Ma a poco a poco per opera di alcuni innovatori vennero comprese e studiate le diverse esigenze delle nuove sorgenti luminose e nacque così, la “tecnica della luce”, nell’applicare la quale potremo distinguere due tendenze.
La prima si occupa specialmente del corpo illuminante e trasformando i vecchi tipi ci ha portato, a poco, a poco, a dei modelli che sempre più si adattano all’architettura dell’ambiente ed anzi in taluni casi più recenti fanno totalmente parte di questo.
La decorazione del locale, il lampadario e la luce prodotta si sono fusi in una unità così intima ed indivisibile che bisogna parlare di vera “architettura della luce”.
Nella seconda tendenza la luce è adoperata per mettere in evidenza tutto il volume dell’ambiente, scopo pienamente raggiunto dalla luce indiretta: le sorgenti luminose poste in opportuni riflettori e nascoste alla vista, irradiano il flusso luminoso sopra il soffitto od altre superfici diffondenti che fungono da sorgenti secondarie.

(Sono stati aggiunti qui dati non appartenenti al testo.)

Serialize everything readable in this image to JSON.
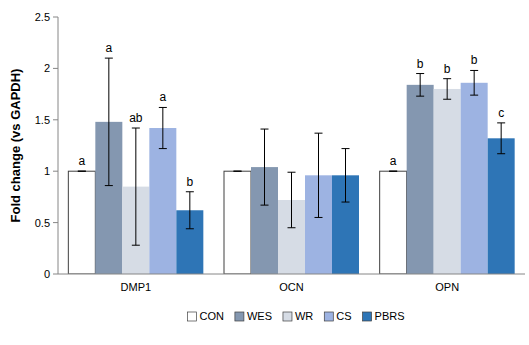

L’architetto ha cercato di avvicinare sempre più i lampadari e i bracci al muro ed a poco a poco questi sono diventati parte integrante della costruzione.
Molto spesso l’artista non ha ancora potuto staccarsi dai lampadari d’origine, ma per contro in altri casi sono state create cose completamente nuove. Nella fig. 1 vediamo appunto una di tali creazioni. Se in tale lampadario predomina la linea verticale, troviamo in altri casi un prevalere delle linee orizzontali. La biblioteca illustrata in fig. 2, per esempio, è illuminata da un lampadario composto da una grande lastra rotonda di vetro opalino applicata vicino al soffitto e che cela alla vista le sorgenti luminose.
In modo molto più intimo il costruttore di un ristorante ha incorporato l’illuminazione nell’architettura dell’ambiente (fig. 3) preoccupandosi pure di ottenere un bell’effetto decorativo anche durante il giorno. L’illuminazione della fig. 4 è ottenuta mascherando le comuni lampade a incandescenza in tubi di vetro opalino di opportuna densità, ma in questo esempio le sorgenti luminose sono assai poco legate alla sala, ciò che invece non si verifica in fig. 5 dove le lastre di vetro smerigliato fungono in certo senso da capitello.
Analogamente ai lampadari, possiamo osservare la stessa evoluzione anche per i bracci murali, evoluzione che ci ha portati a tipi essenzialmente decorativi ed il più delle volte assai semplici sia nella forma che nella materia che la compone. La fig. 6 ci fa vedere alcune “appliques” formate da vetri opalini molto diffondenti legati in metallo.
Un altro passo in avanti è stato fatto con l’uniforme suddivisione delle sorgenti luminose nel soffitto, cosa che si poteva ottenere solo con le lampadine.
In ogni cassetto del soffitto vi è luce ed ombra, ombra propria e portata, e l’assieme costituisce una unità abbastanza omogenea.
Nell’applicare questo sistema di illuminazione bisogna però avere cura di tenere accese tutte le lampade, perchè accensioni alternate rovinerebbero tutto l’effetto, inoltre bisogna far sì che l’illuminazione del soffitto risulti uniforme perchè altrimenti il soffitto sembra curvo. Nella fig. 7 vediamo applicato tale concetto della distribuzione delle sorgenti luminose sul soffitto.
Creando dei movimenti decorativi mediante cavità e sporgenze, superfici piane e superfici curve, ed impiegando opportuni riflettori, si può ottenere una infinità di effetti diversi, effetti che variano per uno stesso motivo decorativo col variare dell’incidenza dei raggi luminosi. I plastici della fig. 8 fanno vedere qualche esempio.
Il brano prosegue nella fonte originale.